Aus: Das Buch für Alle. Illustrierte Familienschrift. Zeitbilder. Heft 1. 1922
Autor: Karl Prechtel, Erscheinungsjahr: 1922

Exemplar in der Bibliothek ansehen/leihen
Themenbereiche
Enthaltene Themen: Ceylon, England, Graphit, Rohstoff, Bleistifte, Bergwerk, Faber, Gruben, Rostschutz, Russland, Sibirien
Im Haushalt kennt man den Graphit zum Schwärzen eiserner Öfen und Herdplatten und der Ofenrohre, um sie vor Rost zu bewahren. Auch ist allgemein bekannt, dass die Bleistifte diesen Stoff enthalten. Graphit kommt von graphein = schreiben; dies deutet auf eine bestimmte Verwendung dieses Minerals. Wie kommt es nun, dass man die Graphit enthaltenden Stifte Bleistifte nennt? Griechen und Römer und nach ihnen auch spätere Kulturvölker benützten zum Linienziehen auf Pergament eine flache Scheibe aus Blei. Seit dem vierzehnten Jahrhundert verwendeten italienische Künstler Stiele oder Stifte aus einer Mischung von Blei und Zinn zum Zeichnen, Überwog in der Zusammensetzung der beiden Minerale das weichere Blei, so erzielte man damit einen dunkleren Strich; war mehr Zinn beigemischt, so wirkte die Zeichnung zarter und heller. Künstler und Architekten des vierzehnten und fünfzehnten Jahrhunderts zeichneten mit solchen „Silberstiften“. Vom Gebrauch des Bleies zu diesen Zwecken, wozu aber auch noch das Schreiben zu erwähnen ist, stammt also unsere Bezeichnung Bleistift für dieses aus Graphit hergestellte unentbehrliche kleine Gerät. Dass man auch Stifte aus Silber zum Zeichnen auf kreidiger Schicht benützte, ist aus dem fünfzehnten Jahrhundert bezeugt.

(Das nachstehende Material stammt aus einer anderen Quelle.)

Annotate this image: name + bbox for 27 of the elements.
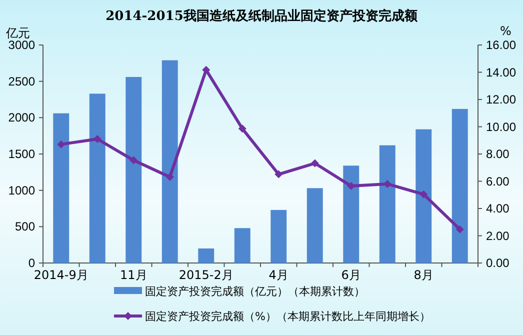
legend-label: 固定资产投资完成额（亿元）（本期累计数） bbox=[145, 285, 365, 298]
x-tick-label: 11月 bbox=[120, 268, 148, 282]
x-tick-label: 4月 bbox=[268, 268, 288, 282]
y2-tick-label: 8.00 bbox=[486, 147, 510, 161]
y-tick-label: 1000 bbox=[8, 183, 36, 198]
y2-tick-label: 16.00 bbox=[486, 38, 516, 52]
y2-tick-label: 10.00 bbox=[486, 120, 516, 134]
x-tick-label: 6月 bbox=[341, 268, 361, 282]
y2-axis-title: % bbox=[500, 24, 512, 38]
y-axis-title: 亿元 bbox=[5, 26, 30, 40]
y2-tick-label: 4.00 bbox=[486, 202, 510, 216]
y2-tick-label: 6.00 bbox=[486, 174, 510, 188]
y2-tick-label: 12.00 bbox=[486, 92, 516, 106]
y2-tick-label: 14.00 bbox=[486, 65, 516, 80]
y-tick-label: 3000 bbox=[8, 38, 36, 52]
y2-tick-label: 2.00 bbox=[486, 228, 510, 243]
legend-label: 固定资产投资完成额（%）（本期累计数比上年同期增长） bbox=[145, 310, 430, 323]
y2-tick-label: 0.00 bbox=[486, 256, 510, 270]
y-tick-label: 2500 bbox=[8, 74, 36, 88]
y-tick-label: 2000 bbox=[8, 110, 36, 125]
y-tick-label: 500 bbox=[14, 220, 36, 234]
chart-title: 2014-2015我国造纸及纸制品业固定资产投资完成额 bbox=[106, 8, 418, 24]
x-tick-label: 2014-9月 bbox=[34, 268, 88, 282]
y-tick-label: 0 bbox=[28, 256, 36, 270]
x-tick-label: 8月 bbox=[414, 268, 434, 282]
x-tick-label: 2015-2月 bbox=[178, 268, 234, 282]
y-tick-label: 1500 bbox=[8, 147, 36, 161]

**********************************************
Vor etwa vierhundert Jahren entdeckte man in England in Borrowdale bei Keswick eine Graphitader und stellte aus dem dort zutage geförderten Material Bleistifte her, die nun ihren Weg in die Welt fanden. Die dichten und festen Teile des Graphits wurden in Stäbchen zersägt und in Holz gefasst; Zedernholz wird zu diesem Zweck 1683 erwähnt. Cäsalpin und Ferrante Imperato lobten schon 1596 und 1599 diese Stifte, da sie zum Zeichnen viel bequemer als Tinte und Feder seien; Imperato sagt, man könne alles damit Gezeichnete nach Belieben stehen lassen oder auslöschen und mit der Feder darüber zeichnen, was bei einer mit Blei oder Kohle hergestellten Zeichnung nicht ginge.

Mit der Entdeckung dieses Vorkommens war die Grundlage einer neuen englischen Industrie geschaffen, und man versuchte, sich alle damit verbundenen Vorteile möglichst zu sichern. Der Berg, in dem sich der Graphit fand, ist etwa siebenhundert Meter hoch, und ungefähr in halber Höhe befand sich der Eingang zum Bergwerk. Im letzten Drittel des achtzehnten Jahrhunderts kam es zu regelrechten Kämpfen um dieses begehrte Material. Räuber rotteten sich zusammen, es wurde gestohlen, und viele in der Nähe des Berges wohnende Leute wurden durch Raub und Diebstahl von Graphit reich. Eine Gruppe von Bergleuten hatte einen förmlichen Angriff auf die Grube unternommen. Als Sieger im Angriff behaupteten sie sich eine Zeitlang im Besitz, bis Militär anrückte und im Kampf die Oberhand gewann.

Nun suchten sich die Eigentümer der Grube vor ähnlichen Überfällen zu sichern. Sie ließen ein festungsartiges Gebäude mit eineinhalb Meter dicken Mauern errichten, Schießscharten anbringen und die Fenster vergittern. Im Erdgeschoß dieses Bauwerks befanden sich vier Räume. In einem führte eine Falltür zu der damit verschließbaren Grube, aus der man den kostbaren Graphit zutage förderte; in diesem Teil der „Festung“ kleideten sich die Bergleute um, zogen ihre Grubenkittel an und kehrten nach sechsstündiger Schicht dorthin zurück. Um jeder Veruntreuung zu begegnen, mussten sie unter Aufsicht ihre Grubenkleidung ablegen.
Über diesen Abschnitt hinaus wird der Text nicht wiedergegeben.